Show that among all positive numbers $x$ and $y$ with $x 2+y 2=r 2$, the sum $x+y$ is largest when $x=y=r \sqrt{2}$.
Here,
$x^{2}+y^{2}=r^{2}$
$\Rightarrow y=\sqrt{r^{2}-x^{2}}$ ......(1)
Now,
$Z=x+y$
$\Rightarrow Z=x+\sqrt{r^{2}-x^{2}}$ [From eq. (1)]

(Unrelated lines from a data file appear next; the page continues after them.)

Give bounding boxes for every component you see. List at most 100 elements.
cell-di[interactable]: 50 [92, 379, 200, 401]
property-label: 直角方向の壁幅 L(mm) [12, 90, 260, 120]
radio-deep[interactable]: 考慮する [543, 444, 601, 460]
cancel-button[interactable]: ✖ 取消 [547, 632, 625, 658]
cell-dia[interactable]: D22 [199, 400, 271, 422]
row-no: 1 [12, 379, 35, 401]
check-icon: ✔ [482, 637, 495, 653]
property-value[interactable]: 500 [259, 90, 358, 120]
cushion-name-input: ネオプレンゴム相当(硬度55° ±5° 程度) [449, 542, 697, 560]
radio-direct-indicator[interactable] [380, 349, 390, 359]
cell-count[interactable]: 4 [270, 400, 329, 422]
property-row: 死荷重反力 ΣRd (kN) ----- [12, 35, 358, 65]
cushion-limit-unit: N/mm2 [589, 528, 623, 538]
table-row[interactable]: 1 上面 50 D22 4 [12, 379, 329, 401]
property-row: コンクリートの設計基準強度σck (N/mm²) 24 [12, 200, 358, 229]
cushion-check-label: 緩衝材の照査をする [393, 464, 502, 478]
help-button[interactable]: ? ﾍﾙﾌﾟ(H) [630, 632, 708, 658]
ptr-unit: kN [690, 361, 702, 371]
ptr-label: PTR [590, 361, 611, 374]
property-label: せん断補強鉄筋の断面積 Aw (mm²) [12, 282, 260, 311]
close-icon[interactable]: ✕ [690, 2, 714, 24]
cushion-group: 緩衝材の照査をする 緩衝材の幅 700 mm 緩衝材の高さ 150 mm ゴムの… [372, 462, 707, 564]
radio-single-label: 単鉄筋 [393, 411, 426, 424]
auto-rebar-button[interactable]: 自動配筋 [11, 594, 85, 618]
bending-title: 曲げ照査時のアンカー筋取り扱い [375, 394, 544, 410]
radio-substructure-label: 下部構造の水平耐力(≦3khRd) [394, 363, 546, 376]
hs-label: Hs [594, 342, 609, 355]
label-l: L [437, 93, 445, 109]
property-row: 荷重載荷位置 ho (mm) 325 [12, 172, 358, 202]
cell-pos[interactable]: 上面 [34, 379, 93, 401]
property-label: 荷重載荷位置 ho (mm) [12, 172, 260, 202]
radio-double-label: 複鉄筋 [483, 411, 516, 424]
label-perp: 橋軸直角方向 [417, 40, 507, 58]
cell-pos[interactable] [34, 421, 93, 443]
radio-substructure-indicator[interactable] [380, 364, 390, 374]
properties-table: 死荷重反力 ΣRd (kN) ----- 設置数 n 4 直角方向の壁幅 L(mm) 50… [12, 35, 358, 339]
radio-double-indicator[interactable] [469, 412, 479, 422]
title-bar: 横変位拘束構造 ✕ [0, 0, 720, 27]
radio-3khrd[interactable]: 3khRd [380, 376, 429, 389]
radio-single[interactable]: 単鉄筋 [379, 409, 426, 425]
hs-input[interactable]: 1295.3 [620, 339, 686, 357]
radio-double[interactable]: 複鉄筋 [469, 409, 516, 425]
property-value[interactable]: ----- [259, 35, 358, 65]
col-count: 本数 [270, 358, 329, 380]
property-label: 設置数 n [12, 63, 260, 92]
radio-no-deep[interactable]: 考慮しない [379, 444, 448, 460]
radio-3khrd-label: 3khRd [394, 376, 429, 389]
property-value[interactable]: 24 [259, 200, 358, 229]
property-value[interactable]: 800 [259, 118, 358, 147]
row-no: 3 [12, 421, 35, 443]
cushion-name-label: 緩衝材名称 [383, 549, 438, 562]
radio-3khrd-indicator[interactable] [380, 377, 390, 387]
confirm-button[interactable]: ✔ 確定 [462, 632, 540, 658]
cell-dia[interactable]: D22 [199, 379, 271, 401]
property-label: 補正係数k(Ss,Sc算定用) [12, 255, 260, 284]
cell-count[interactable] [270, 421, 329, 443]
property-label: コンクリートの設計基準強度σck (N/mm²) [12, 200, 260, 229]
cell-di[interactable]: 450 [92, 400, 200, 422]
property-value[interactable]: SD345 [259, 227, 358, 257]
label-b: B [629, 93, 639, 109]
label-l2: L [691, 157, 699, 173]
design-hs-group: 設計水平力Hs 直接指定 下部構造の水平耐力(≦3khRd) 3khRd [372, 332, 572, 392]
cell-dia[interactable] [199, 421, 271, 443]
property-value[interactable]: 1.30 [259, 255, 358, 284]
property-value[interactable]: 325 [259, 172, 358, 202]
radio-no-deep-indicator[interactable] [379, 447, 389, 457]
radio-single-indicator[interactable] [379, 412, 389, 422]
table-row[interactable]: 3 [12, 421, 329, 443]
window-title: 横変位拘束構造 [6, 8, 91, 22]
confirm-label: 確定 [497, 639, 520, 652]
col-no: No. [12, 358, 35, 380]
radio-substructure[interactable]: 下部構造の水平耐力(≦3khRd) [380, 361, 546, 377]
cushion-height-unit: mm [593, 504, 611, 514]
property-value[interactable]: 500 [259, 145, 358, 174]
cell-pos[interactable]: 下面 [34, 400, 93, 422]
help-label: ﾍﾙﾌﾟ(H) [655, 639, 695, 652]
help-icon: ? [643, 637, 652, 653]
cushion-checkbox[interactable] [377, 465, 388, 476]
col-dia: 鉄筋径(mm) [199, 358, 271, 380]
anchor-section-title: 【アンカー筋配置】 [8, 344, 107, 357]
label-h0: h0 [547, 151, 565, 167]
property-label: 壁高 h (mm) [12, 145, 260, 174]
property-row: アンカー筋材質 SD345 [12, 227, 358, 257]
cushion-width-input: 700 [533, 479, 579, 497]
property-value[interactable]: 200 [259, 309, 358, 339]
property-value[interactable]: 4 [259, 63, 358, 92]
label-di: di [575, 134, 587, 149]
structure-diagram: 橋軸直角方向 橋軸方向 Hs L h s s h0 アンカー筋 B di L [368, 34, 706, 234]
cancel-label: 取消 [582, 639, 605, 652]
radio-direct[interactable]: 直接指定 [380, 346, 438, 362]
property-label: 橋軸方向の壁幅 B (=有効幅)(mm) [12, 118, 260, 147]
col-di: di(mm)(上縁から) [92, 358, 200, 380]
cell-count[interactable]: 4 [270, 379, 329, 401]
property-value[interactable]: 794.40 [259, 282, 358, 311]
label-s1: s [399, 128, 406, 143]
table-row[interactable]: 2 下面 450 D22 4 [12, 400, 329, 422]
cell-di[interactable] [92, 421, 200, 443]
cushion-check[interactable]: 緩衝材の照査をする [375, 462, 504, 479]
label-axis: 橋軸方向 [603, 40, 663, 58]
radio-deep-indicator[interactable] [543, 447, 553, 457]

$\Rightarrow \frac{d Z}{d x}=1+\frac{(-2 x)}{2 \sqrt{r^{2}-x^{2}}}$
For maximum or minimum values of $Z$, we must have
$\frac{d Z}{d x}=0$
$\Rightarrow 1+\frac{(-2 x)}{2 \sqrt{r^{2}-x^{2}}}=0$
$\Rightarrow 2 x=2 \sqrt{r^{2}-x^{2}}$
$\Rightarrow x=\sqrt{r^{2}-x^{2}}$
Squaring both the sides, we get
$\Rightarrow x^{2}=r^{2}-x^{2}$
$\Rightarrow 2 x^{2}=r^{2}$
$\Rightarrow x=\frac{r}{\sqrt{2}}$
Substituting the value of $x$ in eq. $(1)$, we get
$y=\sqrt{r^{2}-x^{2}}$
$\Rightarrow y=\sqrt{r^{2}-\left(\frac{r}{\sqrt{2}}\right)^{2}}$
$\Rightarrow y=\frac{r}{\sqrt{2}}$
$\frac{d^{2} z}{d x^{2}}=\frac{-\sqrt{r^{2}-x^{2}}+\frac{x(-x)}{\sqrt{r^{2}-x^{2}}}}{r^{2}-x^{2}}$
$\Rightarrow \frac{d^{2} z}{d x^{2}}=\frac{-r^{2}+x^{2}-x^{2}}{\left(r^{2}-x^{2}\right)^{\frac{3}{2}}}$
$\Rightarrow \frac{d^{2} z}{d x^{2}}=\frac{-r^{2}}{r^{3}} \times 2 \sqrt{2}$
$\Rightarrow \frac{d^{2} z}{d x^{2}}=\frac{-2 \sqrt{2}}{r}<0$
So, $z=x+y$ is maximum when $x=y=\frac{r}{\sqrt{2}}$.
Hence proved.